Ваня пись-пись
– 1 –
Обретение погоняла
Прозвища в стане пацанов редко бывают благородными. Звучными – да. Короткими и ёмкими – обязательно. Но вот «приятными уху» – не всегда. Так было и с прозвищем Вани. Ему особенно не повезло. Называли его «пись-пись». История рождения сего повторизма уходила корнями в глубокие ясли, когда каждый отучаемый от горшка малыш слушал от мамы ласковую просьбу-команду для старта процесса малой нужды: «Ну, давай, сынок! Пись-пись!» И всё бы ничего, но у повзрослевших ребят с ростом их первичных половых отростков и самостоятельности надобность в команде отпала, а у Вани – нет…
А так как мама с Ваней уже давно во дворе не гуляла, то и писать за гаражи он ходил сам, ну – иногда с нашей дворовой кодлой. И вот стоит пяток таких ребят и поливает «кто выше», а «кто дальше». Молча своё дело делают. Тут Ваня возьми и сам себя скажи «Пись-пись!» Это вызвало эффект вакуумной бомбы, так как заполнило собой весь объём двора и после секундной тишины взорвалось гомерическим хохотом. Могло ли это позабыться?! Да ни за что! Видимо, как у павловской собачки, у Вани накрепко засел рефлекс физического начала исполнения малой нужды по сигналу извне. Вот эта самая команда…

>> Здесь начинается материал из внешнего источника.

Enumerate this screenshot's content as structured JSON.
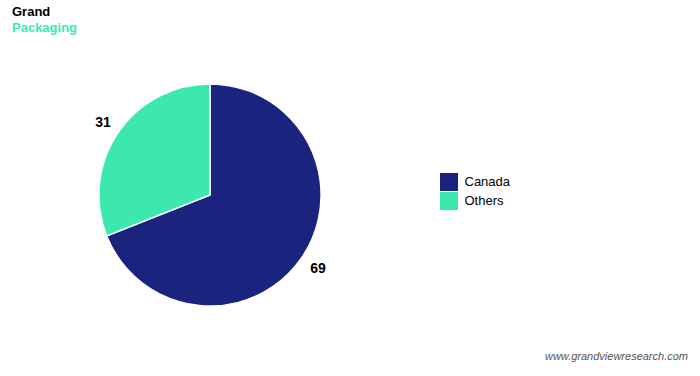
{
  "chart_data": {
    "type": "pie",
    "categories": [
      "Canada",
      "Others"
    ],
    "values": [
      69,
      31
    ],
    "colors": [
      "#1a237e",
      "#3de8b0"
    ],
    "data_labels": true,
    "legend": "right",
    "annotations": [
      "Grand",
      "Packaging",
      "www.grandviewresearch.com"
    ]
  }
}
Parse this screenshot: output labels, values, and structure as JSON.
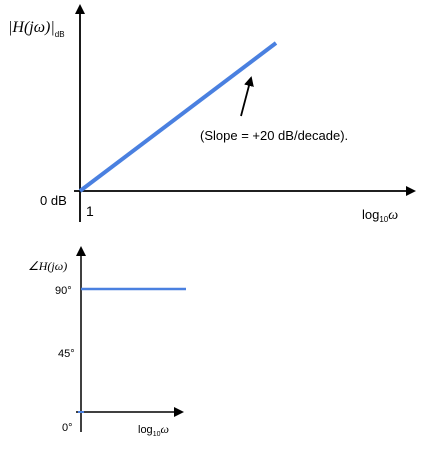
{
  "magnitude_plot": {
    "y_label": {
      "main": "|H(jω)|",
      "subscript": "dB"
    },
    "origin_label": "0 dB",
    "x_origin_label": "1",
    "x_label": {
      "base": "log",
      "subscript": "10",
      "symbol": "ω"
    },
    "annotation": "(Slope = +20 dB/decade)."
  },
  "phase_plot": {
    "y_label": "∠H(jω)",
    "y_labels": [
      "90°",
      "45°",
      "0°"
    ],
    "x_label": {
      "base": "log",
      "subscript": "10",
      "symbol": "ω"
    }
  }
}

Так «просто Ваня» стал «Ваней пись-пись». Грубо, скажете вы? А кто вам сказал, что дети нежны? Жестоко?! А разве детство – это история гуманности? Я вот, например, злее некоторых детей существ не встречал: от жестокосердных сволочей, до настоящих убийц.

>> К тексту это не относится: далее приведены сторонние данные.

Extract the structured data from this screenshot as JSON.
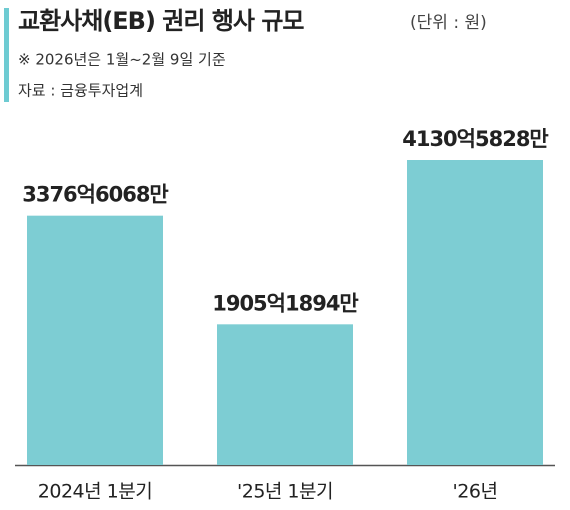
{
  "chart_data": {
    "type": "bar",
    "title": "교환사채(EB) 권리 행사 규모",
    "unit": "(단위 : 원)",
    "note": "※ 2026년은 1월~2월 9일 기준",
    "source": "자료 : 금융투자업계",
    "categories": [
      "2024년 1분기",
      "'25년 1분기",
      "'26년"
    ],
    "values": [
      337660680000,
      190518940000,
      413058280000
    ],
    "value_labels": [
      "3376억6068만",
      "1905억1894만",
      "4130억5828만"
    ],
    "color": "#7dcdd3"
  }
}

Внешним видом Иван напоминал зародыша неандертальца: мощный лоб и брови над глубоко посаженными маленькими глазками – чёрными сверлящими точками, чаще всего горящими злым смехом, вроде «Ну ничего-ничего, я ещё покажу вам/им всем!» Неуклюжие не очень прямые – скорее «иксиком» – ноги с по-чаплински растопыренными лодыжками; тельце с укрупнённым животом и впалой грудью, немного сгорблен. Без обид, но объективно, не красавец даже на второй-третий взгляд. И шансов быть очарованным внутренней красотой интеллекта, чувством юмора и прочим подобным, как вы понимаете, тоже не было.

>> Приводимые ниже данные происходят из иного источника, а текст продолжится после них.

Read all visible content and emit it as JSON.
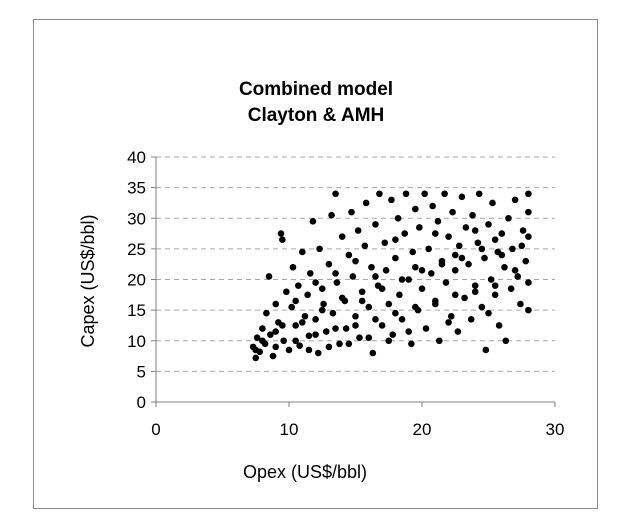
{
  "chart_data": {
    "type": "scatter",
    "title_lines": [
      "Combined model",
      "Clayton & AMH"
    ],
    "xlabel": "Opex (US$/bbl)",
    "ylabel": "Capex (US$/bbl)",
    "xlim": [
      0,
      30
    ],
    "ylim": [
      0,
      40
    ],
    "x_ticks": [
      "0",
      "10",
      "20",
      "30"
    ],
    "y_ticks": [
      "0",
      "5",
      "10",
      "15",
      "20",
      "25",
      "30",
      "35",
      "40"
    ],
    "grid": "horizontal-dashed",
    "legend": "none",
    "marker_color": "#000000",
    "series": [
      {
        "points": [
          [
            7.3,
            9.0
          ],
          [
            7.5,
            7.2
          ],
          [
            7.6,
            10.5
          ],
          [
            7.8,
            8.2
          ],
          [
            8.0,
            12.0
          ],
          [
            8.2,
            9.5
          ],
          [
            8.3,
            14.5
          ],
          [
            8.5,
            20.5
          ],
          [
            8.6,
            11.0
          ],
          [
            8.8,
            7.5
          ],
          [
            9.0,
            16.0
          ],
          [
            9.2,
            13.0
          ],
          [
            9.4,
            27.5
          ],
          [
            9.5,
            26.5
          ],
          [
            9.6,
            10.0
          ],
          [
            9.8,
            18.0
          ],
          [
            10.0,
            8.5
          ],
          [
            10.2,
            15.5
          ],
          [
            10.3,
            22.0
          ],
          [
            10.5,
            12.5
          ],
          [
            10.7,
            19.0
          ],
          [
            10.8,
            9.2
          ],
          [
            11.0,
            24.5
          ],
          [
            11.2,
            14.0
          ],
          [
            11.4,
            17.5
          ],
          [
            11.5,
            10.8
          ],
          [
            11.6,
            21.0
          ],
          [
            11.8,
            29.5
          ],
          [
            12.0,
            13.5
          ],
          [
            12.2,
            8.0
          ],
          [
            12.3,
            25.0
          ],
          [
            12.5,
            18.5
          ],
          [
            12.6,
            16.0
          ],
          [
            12.8,
            11.5
          ],
          [
            13.0,
            22.5
          ],
          [
            13.2,
            30.5
          ],
          [
            13.3,
            14.5
          ],
          [
            13.5,
            34.0
          ],
          [
            13.6,
            19.5
          ],
          [
            13.8,
            9.5
          ],
          [
            14.0,
            27.0
          ],
          [
            14.2,
            16.5
          ],
          [
            14.3,
            12.0
          ],
          [
            14.5,
            24.0
          ],
          [
            14.7,
            31.0
          ],
          [
            14.8,
            20.5
          ],
          [
            15.0,
            14.0
          ],
          [
            15.2,
            28.0
          ],
          [
            15.3,
            10.5
          ],
          [
            15.5,
            18.0
          ],
          [
            15.7,
            25.5
          ],
          [
            15.8,
            32.5
          ],
          [
            16.0,
            15.5
          ],
          [
            16.2,
            22.0
          ],
          [
            16.3,
            8.0
          ],
          [
            16.5,
            29.0
          ],
          [
            16.7,
            19.0
          ],
          [
            16.8,
            34.0
          ],
          [
            17.0,
            12.5
          ],
          [
            17.2,
            26.0
          ],
          [
            17.3,
            21.5
          ],
          [
            17.5,
            16.0
          ],
          [
            17.7,
            33.0
          ],
          [
            17.8,
            11.0
          ],
          [
            18.0,
            23.5
          ],
          [
            18.2,
            30.0
          ],
          [
            18.3,
            17.5
          ],
          [
            18.5,
            13.5
          ],
          [
            18.7,
            27.5
          ],
          [
            18.8,
            34.0
          ],
          [
            19.0,
            20.0
          ],
          [
            19.2,
            9.5
          ],
          [
            19.3,
            24.5
          ],
          [
            19.5,
            31.5
          ],
          [
            19.7,
            15.0
          ],
          [
            19.8,
            28.5
          ],
          [
            20.0,
            18.5
          ],
          [
            20.2,
            34.0
          ],
          [
            20.3,
            12.0
          ],
          [
            20.5,
            25.0
          ],
          [
            20.7,
            21.0
          ],
          [
            20.8,
            32.0
          ],
          [
            21.0,
            16.5
          ],
          [
            21.2,
            29.5
          ],
          [
            21.3,
            10.0
          ],
          [
            21.5,
            23.0
          ],
          [
            21.7,
            34.0
          ],
          [
            21.8,
            19.5
          ],
          [
            22.0,
            27.0
          ],
          [
            22.2,
            14.0
          ],
          [
            22.3,
            31.0
          ],
          [
            22.5,
            21.5
          ],
          [
            22.7,
            11.5
          ],
          [
            22.8,
            25.5
          ],
          [
            23.0,
            33.5
          ],
          [
            23.2,
            17.0
          ],
          [
            23.3,
            28.5
          ],
          [
            23.5,
            22.5
          ],
          [
            23.7,
            13.5
          ],
          [
            23.8,
            30.5
          ],
          [
            24.0,
            19.0
          ],
          [
            24.2,
            26.0
          ],
          [
            24.3,
            34.0
          ],
          [
            24.5,
            15.5
          ],
          [
            24.7,
            23.5
          ],
          [
            24.8,
            8.5
          ],
          [
            25.0,
            29.0
          ],
          [
            25.2,
            20.0
          ],
          [
            25.3,
            32.5
          ],
          [
            25.5,
            17.5
          ],
          [
            25.7,
            24.5
          ],
          [
            25.8,
            12.5
          ],
          [
            26.0,
            27.5
          ],
          [
            26.2,
            22.0
          ],
          [
            26.3,
            10.0
          ],
          [
            26.5,
            30.0
          ],
          [
            26.7,
            18.5
          ],
          [
            26.8,
            25.0
          ],
          [
            27.0,
            33.0
          ],
          [
            27.2,
            20.5
          ],
          [
            27.4,
            16.0
          ],
          [
            27.6,
            28.0
          ],
          [
            27.8,
            23.0
          ],
          [
            28.0,
            34.0
          ],
          [
            28.0,
            15.0
          ],
          [
            28.0,
            27.0
          ],
          [
            28.0,
            19.5
          ],
          [
            28.0,
            31.0
          ],
          [
            9.0,
            11.5
          ],
          [
            10.5,
            16.5
          ],
          [
            12.0,
            19.5
          ],
          [
            13.5,
            21.0
          ],
          [
            15.0,
            23.0
          ],
          [
            16.5,
            20.5
          ],
          [
            18.0,
            26.5
          ],
          [
            19.5,
            22.0
          ],
          [
            21.0,
            27.5
          ],
          [
            22.5,
            24.0
          ],
          [
            24.0,
            28.0
          ],
          [
            25.5,
            26.5
          ],
          [
            8.0,
            10.0
          ],
          [
            9.5,
            12.5
          ],
          [
            11.0,
            13.0
          ],
          [
            12.5,
            15.0
          ],
          [
            14.0,
            17.0
          ],
          [
            15.5,
            16.5
          ],
          [
            17.0,
            18.5
          ],
          [
            18.5,
            20.0
          ],
          [
            20.0,
            21.5
          ],
          [
            21.5,
            22.5
          ],
          [
            23.0,
            23.5
          ],
          [
            24.5,
            25.0
          ],
          [
            26.0,
            24.0
          ],
          [
            27.5,
            25.5
          ],
          [
            7.5,
            8.5
          ],
          [
            9.0,
            9.0
          ],
          [
            10.5,
            10.0
          ],
          [
            12.0,
            11.0
          ],
          [
            13.5,
            12.0
          ],
          [
            15.0,
            12.5
          ],
          [
            16.5,
            13.5
          ],
          [
            18.0,
            14.5
          ],
          [
            19.5,
            15.5
          ],
          [
            21.0,
            16.0
          ],
          [
            22.5,
            17.5
          ],
          [
            24.0,
            18.0
          ],
          [
            25.5,
            19.0
          ],
          [
            27.0,
            21.5
          ],
          [
            13.0,
            9.0
          ],
          [
            16.0,
            10.5
          ],
          [
            19.0,
            11.5
          ],
          [
            22.0,
            13.0
          ],
          [
            25.0,
            14.5
          ],
          [
            11.5,
            8.5
          ],
          [
            14.5,
            9.5
          ],
          [
            17.5,
            10.0
          ]
        ]
      }
    ]
  }
}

Ване и без прозвища не ахово везло в жизни. Очень простая, как мебель, мама; отец – инвалид с нарушением двигательных функций; сам – не семи пядей во лбу. Учился он в школе-интернате в пятидесяти километровом удалении от дома. В соответствии с правильной справкой – на полном пансионе у государства. Страдал он там, судя по всему, истово. Ибо иначе как с ненавистью о школе своей не рассказывал. Соответственно, дома появлялся только на каникулах. В эту пору – когда все дети особенно веселы и активны – мы и видели Ивана. В оправданье нашей жёсткости нужно сказать, что никогда Ваня не был отвергнут от нашего «стана», включался во все игры, бродилки, купания и прочие рыбалки. Но отношение к нему было насколько сочувствующее, настолько и насмешливое. Уж как есть… По всей видимости, натерпевшись лишений, скуки и ностальгии по дому в интернате, он наши мелкие пакости вообще не замечал. В основном глупо улыбался и что-то мычал под нос.
Сейчас, оглядываясь за плечи, я понимаю, что даже фамилии его не помню (а может, и не знал вовсе). Ну да ладно, суть – не в этом.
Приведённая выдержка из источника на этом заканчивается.